Abstract

This study aims to investigate the relationship between the healthy eating index (HEI) and the prevalence of stroke within a diverse United States population. Employing a cross-sectional design, we utilized data sourced from the National Health and Nutrition Examination Survey (NHANES). Dietary information was collected from participants and HEI scores were computed. NHANES employed stratified multistage probability sampling, with subsequent weighted analysis following NHANES analytical guidelines. Thorough comparisons were made regarding the baseline characteristics of individuals with and without stroke. Weighted multivariable logistic regression analysis and restricted cubic spline (RCS) methods were employed to ascertain the association between stroke risk and HEI, with LASSO regression utilized to identify dietary factors most closely linked to stroke risk. Additionally, we constructed a nomogram model incorporating key dietary factors and assessed its discriminatory capability using the receiver operating characteristic (ROC) curve. Our study encompassed 43,978 participants, representing an estimated 201 million U.S. residents. Participants with a history of stroke exhibited lower HEI scores than their non-stroke counterparts.

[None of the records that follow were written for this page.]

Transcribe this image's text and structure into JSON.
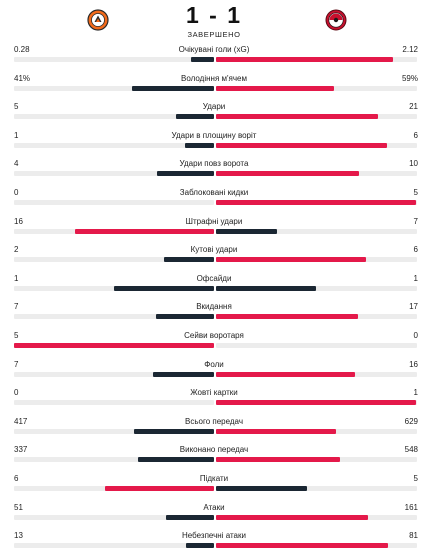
{
  "header": {
    "home_team_logo": "shakhtar-logo",
    "away_team_logo": "feyenoord-logo",
    "score": "1 - 1",
    "status": "ЗАВЕРШЕНО"
  },
  "colors": {
    "home_bar_dark": "#1b2733",
    "away_bar_dark": "#1b2733",
    "accent_red": "#e4194a",
    "track": "#ececec"
  },
  "stats": [
    {
      "label": "Очікувані голи (xG)",
      "home": "0.28",
      "away": "2.12",
      "home_value": 0.28,
      "away_value": 2.12
    },
    {
      "label": "Володіння м'ячем",
      "home": "41%",
      "away": "59%",
      "home_value": 41,
      "away_value": 59
    },
    {
      "label": "Удари",
      "home": "5",
      "away": "21",
      "home_value": 5,
      "away_value": 21
    },
    {
      "label": "Удари в площину воріт",
      "home": "1",
      "away": "6",
      "home_value": 1,
      "away_value": 6
    },
    {
      "label": "Удари повз ворота",
      "home": "4",
      "away": "10",
      "home_value": 4,
      "away_value": 10
    },
    {
      "label": "Заблоковані кидки",
      "home": "0",
      "away": "5",
      "home_value": 0,
      "away_value": 5
    },
    {
      "label": "Штрафні удари",
      "home": "16",
      "away": "7",
      "home_value": 16,
      "away_value": 7
    },
    {
      "label": "Кутові удари",
      "home": "2",
      "away": "6",
      "home_value": 2,
      "away_value": 6
    },
    {
      "label": "Офсайди",
      "home": "1",
      "away": "1",
      "home_value": 1,
      "away_value": 1
    },
    {
      "label": "Вкидання",
      "home": "7",
      "away": "17",
      "home_value": 7,
      "away_value": 17
    },
    {
      "label": "Сейви воротаря",
      "home": "5",
      "away": "0",
      "home_value": 5,
      "away_value": 0
    },
    {
      "label": "Фоли",
      "home": "7",
      "away": "16",
      "home_value": 7,
      "away_value": 16
    },
    {
      "label": "Жовті картки",
      "home": "0",
      "away": "1",
      "home_value": 0,
      "away_value": 1
    },
    {
      "label": "Всього передач",
      "home": "417",
      "away": "629",
      "home_value": 417,
      "away_value": 629
    },
    {
      "label": "Виконано передач",
      "home": "337",
      "away": "548",
      "home_value": 337,
      "away_value": 548
    },
    {
      "label": "Підкати",
      "home": "6",
      "away": "5",
      "home_value": 6,
      "away_value": 5
    },
    {
      "label": "Атаки",
      "home": "51",
      "away": "161",
      "home_value": 51,
      "away_value": 161
    },
    {
      "label": "Небезпечні атаки",
      "home": "13",
      "away": "81",
      "home_value": 13,
      "away_value": 81
    }
  ]
}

Logistic regression analysis demonstrated a robust association between lower HEI scores and stroke, even after adjusting for confounding variables. RCS analysis indicated a nonlinear negative correlation between HEI and stroke risk. Furthermore, detailed subgroup analysis revealed a significant gender-based disparity in the impact of dietary quality on stroke risk, with females potentially benefiting more from dietary quality improvements. Sensitivity analysis using unweighted logistic regression yielded results consistent with our primary analysis. The nomogram model, based on key dietary factors identified through LASSO regression, demonstrated favorable discriminatory power, with an area under the curve (AUC) of 79.3% (95% CI 78.4–81.2%). Our findings suggest that higher HEI scores are inversely related to the risk of stroke, with potential greater benefits for women through dietary quality enhancement. These results underscore the importance of improving dietary quality for enhanced stroke prevention and treatment.